The Neighbourhood Planning Bill was published on 7 September 2016. The Bill has a number of aims:

■ it seeks to streamline the procedure for modifying neighbourhood plans, and to speed up the time when plans come into force after they are approved in referendums;

■ it seeks to introduce measures to help free up land for, and speed up the delivery of new homes; and

■ most controversially the Bill also contains provisions to “simplify” compulsory purchase, in particular by clarifying the compensation process which is currently made up of a number of statutes and case law, to provide “a fairer system” which will not affect the fundamental principles on which it is assessed. 

The measures being taken forward in this Bill which will affect landowner or occupier compensation are to:

■ Codify and extend the disregard to value reflecting the “no scheme world” to include previously consented “relevant transport projects”. This means that any uplift in value of land as a result of early enabling infrastructure works (which is currently captured and claimable) will be disregarded, along with any uplift in value as a result of the scheme that underlies the compulsory purchase. The value of the land will be assessed as if no development at all had taken place.

A “relevant transport project” will be one where the regeneration or redevelopment that triggered the CPO formed part of the justification for the earlier transport scheme and whether the relevant transport project first opened for use more than 5 years after clause twenty two is commenced (mid-2022 based on current predicted commencement of mid-2017). Those who have purchased land after 8 September 2016, after the publication of the Bill, are expected to be aware of this difference and to factor it into the price.

Anyone looking to purchase land which could be affected by a CPO in the future must therefore be careful to factor this change into their negotiations in order to minimise the risk of buying land at a premium only to find that the uplift caused by enabling works cannot be recouped. The Bill also seeks to put in one place the current principles of the “no scheme world” derived from various judicial decisions and pieces of legislation.

■ Reform the “Bishopsgate” principle. Under the current rules, compensation for licensees is assessed by reference to how long the land might be available for the licensee’s occupation. In contrast, for short term tenants and tenants whose lease is subject to a break clause, the landlord is assumed to terminate the interest at the first opportunity. The reform will put compensation for short term tenants and tenants with a break clause on the same basis as for licensees.

 For tenants without security of tenure under the Landlord and Tenant Act 1954, the likely prospect of a renewal tenancy must be taken into account.

■ Repeal Part 4 of the Land Compensation Act 1961, which governs compensation where the acquiring authority obtains a more valuable planning permission than expected. The government believes that Part 4 should not be necessary, as the potential for obtaining planning permission in the future already forms part of the statutory assumptions for calculating compensation but at the moment it is an explicit safeguard for affected landowners.

■ Provide for temporary possession, to allow bodies with CPO powers the power to temporarily enter and use land to deliver the scheme. The government will build safeguards into the power, for example regarding the reinstatement of the land and protecting the status of tenants.
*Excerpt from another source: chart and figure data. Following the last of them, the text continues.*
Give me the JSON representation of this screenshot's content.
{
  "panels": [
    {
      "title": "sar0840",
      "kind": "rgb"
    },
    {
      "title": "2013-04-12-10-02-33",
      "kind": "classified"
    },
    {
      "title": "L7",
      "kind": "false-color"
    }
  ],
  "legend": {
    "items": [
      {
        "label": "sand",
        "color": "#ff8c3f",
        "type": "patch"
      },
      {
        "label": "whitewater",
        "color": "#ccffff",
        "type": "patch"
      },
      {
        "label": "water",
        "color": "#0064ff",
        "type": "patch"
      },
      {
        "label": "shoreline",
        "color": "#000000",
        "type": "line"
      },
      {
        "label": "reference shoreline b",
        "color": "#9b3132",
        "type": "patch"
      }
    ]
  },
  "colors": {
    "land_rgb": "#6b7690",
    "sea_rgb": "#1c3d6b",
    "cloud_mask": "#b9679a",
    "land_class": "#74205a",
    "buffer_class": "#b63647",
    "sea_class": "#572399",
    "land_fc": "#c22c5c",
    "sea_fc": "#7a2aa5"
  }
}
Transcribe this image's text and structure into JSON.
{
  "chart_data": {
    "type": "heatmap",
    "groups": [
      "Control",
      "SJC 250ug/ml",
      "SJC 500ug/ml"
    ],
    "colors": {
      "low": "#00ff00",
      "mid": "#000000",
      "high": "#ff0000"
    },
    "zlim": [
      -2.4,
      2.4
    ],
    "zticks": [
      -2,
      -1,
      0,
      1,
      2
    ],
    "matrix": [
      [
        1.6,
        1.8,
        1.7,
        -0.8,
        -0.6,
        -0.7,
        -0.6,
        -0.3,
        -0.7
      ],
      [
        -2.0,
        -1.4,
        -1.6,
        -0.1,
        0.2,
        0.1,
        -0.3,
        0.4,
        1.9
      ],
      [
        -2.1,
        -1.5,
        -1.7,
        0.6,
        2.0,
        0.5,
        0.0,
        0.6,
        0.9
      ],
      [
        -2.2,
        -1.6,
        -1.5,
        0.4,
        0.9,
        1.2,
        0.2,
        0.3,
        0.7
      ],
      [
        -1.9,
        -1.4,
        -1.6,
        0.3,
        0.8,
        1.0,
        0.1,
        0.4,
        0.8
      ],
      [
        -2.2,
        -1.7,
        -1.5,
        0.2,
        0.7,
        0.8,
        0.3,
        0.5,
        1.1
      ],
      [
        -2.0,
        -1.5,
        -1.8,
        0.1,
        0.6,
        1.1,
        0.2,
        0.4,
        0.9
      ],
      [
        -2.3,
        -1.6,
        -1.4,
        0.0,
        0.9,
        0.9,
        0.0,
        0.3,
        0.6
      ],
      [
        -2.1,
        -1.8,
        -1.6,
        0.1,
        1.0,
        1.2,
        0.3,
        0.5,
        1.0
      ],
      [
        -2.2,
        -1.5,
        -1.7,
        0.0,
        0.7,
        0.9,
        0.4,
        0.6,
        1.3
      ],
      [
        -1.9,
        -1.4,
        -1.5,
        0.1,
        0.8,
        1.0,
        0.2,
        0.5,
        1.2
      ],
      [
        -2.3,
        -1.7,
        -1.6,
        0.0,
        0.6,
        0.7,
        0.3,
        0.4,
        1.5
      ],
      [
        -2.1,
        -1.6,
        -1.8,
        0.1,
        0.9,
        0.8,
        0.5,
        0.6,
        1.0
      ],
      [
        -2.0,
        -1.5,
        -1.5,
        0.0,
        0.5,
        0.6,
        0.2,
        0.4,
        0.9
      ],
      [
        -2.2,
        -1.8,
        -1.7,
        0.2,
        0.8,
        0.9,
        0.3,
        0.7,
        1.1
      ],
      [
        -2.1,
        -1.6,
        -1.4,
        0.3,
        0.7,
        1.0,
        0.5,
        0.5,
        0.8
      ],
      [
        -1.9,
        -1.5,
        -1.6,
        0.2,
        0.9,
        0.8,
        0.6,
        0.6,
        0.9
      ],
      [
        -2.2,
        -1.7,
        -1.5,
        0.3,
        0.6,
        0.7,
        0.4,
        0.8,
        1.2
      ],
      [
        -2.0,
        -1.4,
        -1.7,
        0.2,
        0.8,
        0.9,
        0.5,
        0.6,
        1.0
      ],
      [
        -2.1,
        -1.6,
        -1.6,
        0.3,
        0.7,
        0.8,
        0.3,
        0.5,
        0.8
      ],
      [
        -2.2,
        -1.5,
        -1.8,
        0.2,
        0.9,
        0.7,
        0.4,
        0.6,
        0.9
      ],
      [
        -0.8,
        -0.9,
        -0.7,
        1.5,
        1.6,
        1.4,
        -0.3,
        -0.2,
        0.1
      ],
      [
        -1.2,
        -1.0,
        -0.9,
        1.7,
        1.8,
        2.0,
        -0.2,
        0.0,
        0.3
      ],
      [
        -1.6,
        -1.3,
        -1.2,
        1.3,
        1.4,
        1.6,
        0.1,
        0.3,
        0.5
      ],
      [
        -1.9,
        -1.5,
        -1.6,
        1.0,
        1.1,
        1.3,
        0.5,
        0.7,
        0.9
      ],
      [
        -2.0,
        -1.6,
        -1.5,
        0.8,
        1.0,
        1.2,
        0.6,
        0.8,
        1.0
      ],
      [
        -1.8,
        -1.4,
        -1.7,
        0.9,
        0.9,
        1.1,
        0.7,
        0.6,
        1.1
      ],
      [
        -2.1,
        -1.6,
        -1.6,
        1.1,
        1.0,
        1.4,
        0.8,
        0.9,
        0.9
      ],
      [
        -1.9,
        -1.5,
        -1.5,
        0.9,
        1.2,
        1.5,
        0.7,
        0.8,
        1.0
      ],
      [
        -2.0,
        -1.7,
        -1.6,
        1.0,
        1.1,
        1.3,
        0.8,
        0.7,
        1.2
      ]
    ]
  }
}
This will bring significant benefits to acquiring authorities and their development partners in terms of the compensation bill for a scheme, as often land and particularly rights over land are only required during construction but payment must be made for a permanent interference. Conversely, however, it may bring about a decline in engagement with landowners by authorities. Currently, where land or rights are only required on a temporary basis, authorities must engage with landowners and occupiers to agree temporary measures, or a relinquishment/sale back in the future to minimise objections and compensation. Often landowners can get a better deal by private treaty so they may need to be more proactive in future!

■ Repeal section 15(1) of the Land Compensation Act 1961, which assumes that planning permission would be granted for the acquiring authority’s scheme. This is an administrative tidying exercise as the section has already been made redundant by section 232 of the Localism Act 2011.

The Government has also committed to bring forward a package of further measures affecting the calculation of CPO compensation under secondary legislation, as soon as possible. These include:

■ Reversing the loss payment share for landlords and occupiers. Presently, owners of land are likely to receive more compensation than occupiers. This is unfair, the occupier suffers the greatest inconvenience by having to close down or relocate. Going forward, occupiers will receive the greater share of loss payments. Current caps on payments will also be reviewed.

■ Setting the penalty interest rate for late payment of advance payments at 8% above base rate.

■ Statutory blight. At present, owner-occupiers of nonresidential and non-agricultural properties may submit a blight notice if the property’s rateable value is below £34,800. The Government will set a higher rateable value limit in Greater London and will also consider whether a higher limit is required in other areas of the country.